What’s more, standards are sometimes perceived as a means to tilt the playing field against international businesses. “Standards and certifications are creating barriers to entry in the market — creating areas where foreign companies aren’t allowed to participate in the standards process,” Stein said. In some cases, “there’s no transparency.”
*Competition: “Companies are increasingly worried by competition from Chinese companies,” Stein said. “We see this in our formal surveys, but we also see it when we talk to China-based CEOs when you ask them what keeps them up at night.”
“In some cases, it’s an enterprising Chinese startup that is trying to cut in on their business model, or that’s nimbler with technology or marketing and becoming successful. In other cases, it is part of an effort to develop self-sufficiency, and China is supporting national champions that are increasingly well funded,” he said.
An upshot and new twist in US-China business ties, however, is that American companies in search of a technological edge are increasingly able to find partners in China.
“If we look back 20 or 30 years as American companies entered the market, they took on partners because they had no choice. It was required. Now, increasingly, we see American companies entering the market, looking for joint venture partners to help supplement their capabilities, such as their technology and marketing ability,” Stein said. “Whereas the licensing of technology was almost exclusively a one-way street only several years ago, we’re seeing it’s increasingly going both ways.”
“When I talk to our members, I see how revenue from China funds the R&D that helps American companies keep their edge and be competitive. I see American companies competing in the world’s fastest growing markets and the strong competition that they face helping to ensure that they get economies of scale and be competitive globally,” Stein said. “And it’s hard to imagine how a company can be globally successful if it’s not active in this market.”

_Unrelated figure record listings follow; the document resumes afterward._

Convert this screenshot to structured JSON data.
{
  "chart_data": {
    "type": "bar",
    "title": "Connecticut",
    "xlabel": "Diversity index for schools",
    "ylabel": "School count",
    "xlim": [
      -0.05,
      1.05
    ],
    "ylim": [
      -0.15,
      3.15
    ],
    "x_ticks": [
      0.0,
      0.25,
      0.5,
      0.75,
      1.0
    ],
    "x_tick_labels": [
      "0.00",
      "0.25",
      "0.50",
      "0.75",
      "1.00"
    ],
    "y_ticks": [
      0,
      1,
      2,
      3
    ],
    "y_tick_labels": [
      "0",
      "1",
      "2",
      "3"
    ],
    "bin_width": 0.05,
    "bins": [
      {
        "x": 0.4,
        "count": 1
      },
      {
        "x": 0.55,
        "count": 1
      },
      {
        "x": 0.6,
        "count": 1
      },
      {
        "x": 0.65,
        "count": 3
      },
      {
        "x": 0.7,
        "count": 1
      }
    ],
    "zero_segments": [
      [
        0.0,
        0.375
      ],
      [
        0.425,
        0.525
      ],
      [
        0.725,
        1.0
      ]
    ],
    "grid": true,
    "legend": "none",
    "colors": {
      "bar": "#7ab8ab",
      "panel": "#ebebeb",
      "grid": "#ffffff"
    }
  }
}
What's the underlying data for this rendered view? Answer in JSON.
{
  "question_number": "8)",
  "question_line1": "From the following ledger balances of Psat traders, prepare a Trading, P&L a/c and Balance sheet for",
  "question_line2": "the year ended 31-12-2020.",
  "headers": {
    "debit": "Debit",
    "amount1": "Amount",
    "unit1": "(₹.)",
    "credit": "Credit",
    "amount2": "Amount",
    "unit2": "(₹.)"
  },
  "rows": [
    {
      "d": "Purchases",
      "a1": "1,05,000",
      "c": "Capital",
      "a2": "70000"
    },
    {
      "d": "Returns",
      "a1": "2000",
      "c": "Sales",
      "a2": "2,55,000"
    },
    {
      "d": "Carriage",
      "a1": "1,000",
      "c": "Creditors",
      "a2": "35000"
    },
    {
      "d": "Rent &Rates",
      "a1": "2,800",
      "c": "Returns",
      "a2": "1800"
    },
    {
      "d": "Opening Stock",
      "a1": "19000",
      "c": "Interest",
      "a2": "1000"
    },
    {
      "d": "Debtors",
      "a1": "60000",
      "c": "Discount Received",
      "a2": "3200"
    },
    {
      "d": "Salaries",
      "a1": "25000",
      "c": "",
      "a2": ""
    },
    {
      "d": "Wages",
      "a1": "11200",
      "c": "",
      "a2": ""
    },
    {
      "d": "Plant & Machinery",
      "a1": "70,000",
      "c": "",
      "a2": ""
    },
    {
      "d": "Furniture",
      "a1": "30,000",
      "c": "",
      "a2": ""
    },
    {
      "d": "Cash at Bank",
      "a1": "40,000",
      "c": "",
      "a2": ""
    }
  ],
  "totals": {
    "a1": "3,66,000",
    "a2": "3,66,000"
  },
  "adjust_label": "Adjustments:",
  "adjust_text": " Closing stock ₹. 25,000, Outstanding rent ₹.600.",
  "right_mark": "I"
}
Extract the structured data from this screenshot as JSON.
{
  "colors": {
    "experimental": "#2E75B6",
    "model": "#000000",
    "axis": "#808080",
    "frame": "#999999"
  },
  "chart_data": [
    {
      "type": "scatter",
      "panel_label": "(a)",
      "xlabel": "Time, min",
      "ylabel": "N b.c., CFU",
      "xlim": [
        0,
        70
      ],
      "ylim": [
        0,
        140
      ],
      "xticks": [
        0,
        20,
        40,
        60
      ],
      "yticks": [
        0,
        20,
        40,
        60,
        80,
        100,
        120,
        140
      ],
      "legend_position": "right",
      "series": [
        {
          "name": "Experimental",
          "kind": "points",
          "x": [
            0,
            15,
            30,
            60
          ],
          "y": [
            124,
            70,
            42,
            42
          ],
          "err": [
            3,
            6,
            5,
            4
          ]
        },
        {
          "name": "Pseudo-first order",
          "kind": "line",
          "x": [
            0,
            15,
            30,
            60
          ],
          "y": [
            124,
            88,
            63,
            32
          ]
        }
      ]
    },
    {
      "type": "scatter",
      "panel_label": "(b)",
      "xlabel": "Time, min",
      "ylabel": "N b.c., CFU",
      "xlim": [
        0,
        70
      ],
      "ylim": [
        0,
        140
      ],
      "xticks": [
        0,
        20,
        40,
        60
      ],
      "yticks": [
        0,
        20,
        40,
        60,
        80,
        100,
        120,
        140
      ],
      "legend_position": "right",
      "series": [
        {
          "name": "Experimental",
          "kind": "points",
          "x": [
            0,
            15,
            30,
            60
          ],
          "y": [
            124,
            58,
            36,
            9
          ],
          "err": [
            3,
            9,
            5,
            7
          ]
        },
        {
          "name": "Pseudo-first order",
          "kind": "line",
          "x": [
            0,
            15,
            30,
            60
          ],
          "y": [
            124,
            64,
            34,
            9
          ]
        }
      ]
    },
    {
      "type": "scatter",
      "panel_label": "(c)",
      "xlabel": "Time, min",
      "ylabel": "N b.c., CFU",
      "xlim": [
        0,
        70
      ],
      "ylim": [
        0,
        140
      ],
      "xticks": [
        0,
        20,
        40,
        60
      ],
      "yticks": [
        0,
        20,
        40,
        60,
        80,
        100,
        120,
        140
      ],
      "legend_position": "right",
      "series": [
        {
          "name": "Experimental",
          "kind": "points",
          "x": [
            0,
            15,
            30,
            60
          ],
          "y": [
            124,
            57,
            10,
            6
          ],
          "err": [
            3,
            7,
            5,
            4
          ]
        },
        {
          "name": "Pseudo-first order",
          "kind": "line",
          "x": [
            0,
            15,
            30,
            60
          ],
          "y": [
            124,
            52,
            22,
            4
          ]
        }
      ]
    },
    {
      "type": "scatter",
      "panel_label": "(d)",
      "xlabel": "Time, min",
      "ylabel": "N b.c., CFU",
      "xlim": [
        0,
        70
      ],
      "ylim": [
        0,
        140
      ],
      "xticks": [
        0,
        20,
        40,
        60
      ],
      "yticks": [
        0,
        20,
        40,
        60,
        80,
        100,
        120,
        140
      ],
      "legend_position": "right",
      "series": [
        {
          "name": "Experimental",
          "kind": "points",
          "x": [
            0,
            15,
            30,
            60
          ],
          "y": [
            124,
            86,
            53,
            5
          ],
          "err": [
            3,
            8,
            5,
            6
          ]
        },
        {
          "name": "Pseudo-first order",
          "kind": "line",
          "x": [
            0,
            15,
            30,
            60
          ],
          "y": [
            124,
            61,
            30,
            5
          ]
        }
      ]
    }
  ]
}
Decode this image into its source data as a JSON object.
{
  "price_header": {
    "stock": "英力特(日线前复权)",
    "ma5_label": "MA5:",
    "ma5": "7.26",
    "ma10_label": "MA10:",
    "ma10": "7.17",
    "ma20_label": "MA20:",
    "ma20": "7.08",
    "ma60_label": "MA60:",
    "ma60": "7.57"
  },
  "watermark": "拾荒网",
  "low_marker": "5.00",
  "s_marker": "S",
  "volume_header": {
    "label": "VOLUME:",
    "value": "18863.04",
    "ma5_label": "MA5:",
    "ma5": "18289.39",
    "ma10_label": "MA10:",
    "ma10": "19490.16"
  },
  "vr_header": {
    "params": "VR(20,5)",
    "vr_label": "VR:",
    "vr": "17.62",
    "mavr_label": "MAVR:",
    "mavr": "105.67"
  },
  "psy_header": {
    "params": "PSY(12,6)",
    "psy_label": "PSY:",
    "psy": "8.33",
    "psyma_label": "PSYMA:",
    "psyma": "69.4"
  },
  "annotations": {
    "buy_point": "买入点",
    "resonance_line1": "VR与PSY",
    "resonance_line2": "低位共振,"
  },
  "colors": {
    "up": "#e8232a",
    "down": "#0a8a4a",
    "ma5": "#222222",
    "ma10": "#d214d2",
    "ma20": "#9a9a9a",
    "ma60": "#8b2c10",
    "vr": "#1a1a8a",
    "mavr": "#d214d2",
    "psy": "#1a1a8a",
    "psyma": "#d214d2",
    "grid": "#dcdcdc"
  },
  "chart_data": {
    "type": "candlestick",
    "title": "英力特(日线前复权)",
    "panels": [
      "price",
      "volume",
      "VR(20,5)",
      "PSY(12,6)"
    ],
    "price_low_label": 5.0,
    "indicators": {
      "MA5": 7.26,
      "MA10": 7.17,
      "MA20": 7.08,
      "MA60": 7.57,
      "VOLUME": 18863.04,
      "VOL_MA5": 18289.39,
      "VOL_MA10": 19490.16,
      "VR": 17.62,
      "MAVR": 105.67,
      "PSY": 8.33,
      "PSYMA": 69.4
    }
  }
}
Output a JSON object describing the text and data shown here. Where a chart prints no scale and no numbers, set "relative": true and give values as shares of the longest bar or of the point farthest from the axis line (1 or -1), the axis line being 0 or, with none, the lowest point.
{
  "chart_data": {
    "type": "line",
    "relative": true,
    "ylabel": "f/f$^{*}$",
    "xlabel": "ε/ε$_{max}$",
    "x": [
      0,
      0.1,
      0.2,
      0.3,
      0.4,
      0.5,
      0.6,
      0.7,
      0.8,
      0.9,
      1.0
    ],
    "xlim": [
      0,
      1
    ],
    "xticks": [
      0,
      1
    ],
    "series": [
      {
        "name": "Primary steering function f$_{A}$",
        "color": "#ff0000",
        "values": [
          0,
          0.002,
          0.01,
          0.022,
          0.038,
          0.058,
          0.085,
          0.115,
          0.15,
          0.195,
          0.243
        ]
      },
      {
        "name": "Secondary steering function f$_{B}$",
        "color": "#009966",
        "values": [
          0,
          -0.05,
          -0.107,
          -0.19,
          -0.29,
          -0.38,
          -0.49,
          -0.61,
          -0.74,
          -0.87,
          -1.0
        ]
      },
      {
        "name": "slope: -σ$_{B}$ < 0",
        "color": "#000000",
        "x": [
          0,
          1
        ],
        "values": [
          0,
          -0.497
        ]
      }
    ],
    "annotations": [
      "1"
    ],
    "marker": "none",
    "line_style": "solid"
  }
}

The 4th The US-China Business Forum was organized by Forbes China, the Chinese-language edition of Forbes. The gathering was held in person for the first time since 2019; it was held online in 2020 and 2021 during the height of the Covid 19 pandemic.
Other speakers included China Ambassador to the US Qin Gang; Wei Hu, Chairman, China General Chamber of Commerce – USA; James Shih, Vice President, SEMCORP; Abby Li, Director of Corporate Communication and Research, China General Chamber of Commerce; Audrey Li, Managing Director, BYD America; Lu Cao, Managing Director, Global Corporate Bank, Corporate & Investment Bank, JP Morgan.
Also speaking were Stephen A. Orlins, President, The National Committee on United States-China Relations; Ken Jarrett, Senior Advisor, Albright Stonebridge Group; dr. Bob Li, Physician Ambassador to China and Asia-Pacific, Memorial Sloan Kettering Cancer Center; and Yue-Sai Kan, Co-Chair, China Institute.